• Local NHS funding for children’s hospices in England has dropped by 31% since 2021/22, while their running costs have risen by 15%.
  • A new report finds that lifeline services including respite and end of life care will be cut if the next UK Government fails to maintain a crucial £25m ringfenced NHS fund for children’s hospices in England. 
  • ellenor is joining leading children’s palliative care charity Together for Short Lives in urging parties contesting the general election to protect funding for seriously ill children and their families.

ellenor in Gravesend, Northfleet is joining a national campaign to protect £25 million of crucial NHS funding from NHS England for children’s hospices.

ellenor is joining a national campaign to protect £25 million of crucial NHS funding from NHS England for children’s hospices.

The calls to protect the funding follow on from a new report from Together for Short Lives, Short Lives Can’t Wait: Children’s Hospice Funding in 2024, which revealed that if NHS England’s ringfenced funding for children’s hospices is not renewed:

  • 82% would cut or stop providing respite care or short breaks[i].
  • 45% would cut end of life care.
  • 64% would cut or stop providing hospice at home services.

The findings, also show how statutory funding has declined while children’s hospices contend with growing running costs. Inflation, higher energy prices and the rising cost of recruiting and retaining skilled staff means that, on average, children’s hospices in England spent 15% more in 2023/24 compared to 2021/22.[ii]

Yet during this time local NHS bodies and councils[iii] have cut funding for children’s hospices in England. On average, local NHS bodies[iv] spent a third (31%) less on children’s hospices in 2023/24 than they did in 2021/22.[v] This is despite them having a legal duty to commission children’s palliative care[vi] and a growing number of babies, children and young people living longer. [vii] 

Freedom of information requests (FOIs) conducted by the charity also showed a continuing postcode lottery in local NHS spending on children’s hospices, with ICB funding varying by as much as £366 per child in 2023/24. While Bristol, North Somerset and South Gloucestershire ICB spent an average of £397 per child, Northamptonshire ICB spent just £31 per child. [viii]

Every year, ellenor provides home care for adults and children, including specialised oncology and end-of-life services. We serve a population of over 500,000 in Kent, delivering more than 90% of our services at home. Our comprehensive care supports children of all ages with life-limiting and life-threatening conditions. In Dartford, Gravesham, and Swanley, we offer clinical nursing support, working closely with families to deliver care where they prefer, often in their own homes, ensuring children receive care in familiar surroundings. Additionally, across Dartford, Gravesham, Swanley, and Bexley, we provide a range of respite and wellbeing services, such as Play Therapy, Music Therapy, Counselling, and Bereavement support.

Families like Ciara’s, who receive respite care from ellenor An Emergency Service of Compassion  express profound gratitude. Dad Grant says, “ellenor’s respite care allowed Mags and me to focus on other essential aspects like quality time with Jonathan. While he’s been incredibly understanding and supportive, Ciara’s medical needs have always demanded our constant attention. Respite care gave us the time we desperately needed, as a family, to take some pressure off ourselves.”

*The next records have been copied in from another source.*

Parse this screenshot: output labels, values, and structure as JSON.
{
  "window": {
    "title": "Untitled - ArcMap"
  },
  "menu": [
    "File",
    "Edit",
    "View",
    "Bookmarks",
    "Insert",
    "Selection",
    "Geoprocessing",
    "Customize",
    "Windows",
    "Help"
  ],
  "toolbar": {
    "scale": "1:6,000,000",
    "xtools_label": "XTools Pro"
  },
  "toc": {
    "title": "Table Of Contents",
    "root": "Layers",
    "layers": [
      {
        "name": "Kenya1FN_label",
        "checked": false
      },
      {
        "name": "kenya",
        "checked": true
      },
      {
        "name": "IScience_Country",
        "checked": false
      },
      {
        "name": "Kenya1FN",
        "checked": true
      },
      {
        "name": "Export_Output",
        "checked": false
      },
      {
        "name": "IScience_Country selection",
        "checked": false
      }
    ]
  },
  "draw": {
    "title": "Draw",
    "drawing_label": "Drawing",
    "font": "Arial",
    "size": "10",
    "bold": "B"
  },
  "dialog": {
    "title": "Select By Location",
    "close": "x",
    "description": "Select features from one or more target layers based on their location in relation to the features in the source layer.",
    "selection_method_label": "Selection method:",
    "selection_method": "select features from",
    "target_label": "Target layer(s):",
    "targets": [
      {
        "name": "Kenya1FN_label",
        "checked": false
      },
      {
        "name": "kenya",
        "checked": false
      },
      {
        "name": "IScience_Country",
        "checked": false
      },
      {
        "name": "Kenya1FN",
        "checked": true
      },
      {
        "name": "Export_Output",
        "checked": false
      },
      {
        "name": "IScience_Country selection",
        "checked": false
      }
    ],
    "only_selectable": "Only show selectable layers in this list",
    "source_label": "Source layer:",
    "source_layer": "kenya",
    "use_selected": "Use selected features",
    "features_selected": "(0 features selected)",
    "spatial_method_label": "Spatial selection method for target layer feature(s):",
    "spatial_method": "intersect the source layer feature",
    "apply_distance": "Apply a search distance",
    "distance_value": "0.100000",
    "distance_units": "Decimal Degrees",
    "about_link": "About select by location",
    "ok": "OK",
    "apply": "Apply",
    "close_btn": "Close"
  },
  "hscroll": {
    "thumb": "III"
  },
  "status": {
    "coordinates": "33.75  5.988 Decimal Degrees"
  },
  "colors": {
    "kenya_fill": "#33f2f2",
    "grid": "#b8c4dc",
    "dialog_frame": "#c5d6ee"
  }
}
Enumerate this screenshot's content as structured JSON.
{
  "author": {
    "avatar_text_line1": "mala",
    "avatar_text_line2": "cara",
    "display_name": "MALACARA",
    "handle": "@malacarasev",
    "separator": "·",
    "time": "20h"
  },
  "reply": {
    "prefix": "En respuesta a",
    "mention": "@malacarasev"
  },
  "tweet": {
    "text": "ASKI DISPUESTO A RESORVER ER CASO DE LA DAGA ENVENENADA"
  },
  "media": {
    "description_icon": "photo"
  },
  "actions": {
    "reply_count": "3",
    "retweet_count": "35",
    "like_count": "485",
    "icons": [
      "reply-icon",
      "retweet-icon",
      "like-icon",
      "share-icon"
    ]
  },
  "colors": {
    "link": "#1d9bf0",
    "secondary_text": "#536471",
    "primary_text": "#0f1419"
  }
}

Central funding for children’s hospices like ellenor in England has been in place since 2006/7[ix]. Yet the neither the UK Government nor NHS England have committed to maintaining the money beyond March 2025.

The uncertain future of the vital funding comes as over half (51%) of children’s hospices in England report a deficit – a number set to grow to nearly three quarters (69%) in 2024/25, should funding continue to fall. Together for Short Lives estimates the funding shortfall will reach just over £25 million in 2024/25.

The charity has written to the leaders of the parties contesting the general election, urging them to commit to a £25 million centrally funded, ringfenced children’s hospice grant for the long-term, should they form the next UK Government.

Andy Fletcher, Chief Executive of Together for Short Lives, said: “On the eve of the general election, our children’s hospices are at a turning point. Our report paints a bleak picture of rising costs, local funding cuts and the prospect of lifeline services for seriously ill children being hugely reduced unless the next government intervenes urgently.

“For 18 years, families have relied on the central NHS funding for children’s hospices. The parties must commit to continuing it for the long-term as a £25 million ringfenced grant which increases with the rate of inflation.

“And more widely, amid a £295m NHS children’s palliative care funding gap, the next Prime Minster must end the sticking plaster approach to funding these crucial services. We need a review which leads to a more permanent, sustainable funding solution.

“Many seriously ill children will not be alive the next time the UK goes to the polls. We have one chance to get it right for them. They do not have time to wait.”

Michelle Kabia, Chief Executive for ellenor, said:ellenor is deeply concerned about the impact of declining NHS funding on children’s hospices across England. Our services provide vital support to families like Ciara’s, ensuring they can access crucial respite and end-of-life care in their own homes. It’s crucial that the next UK Government commits to safeguarding the £25 million NHS grant for children’s hospices, allowing us to continue delivering compassionate care to seriously ill children and their families.”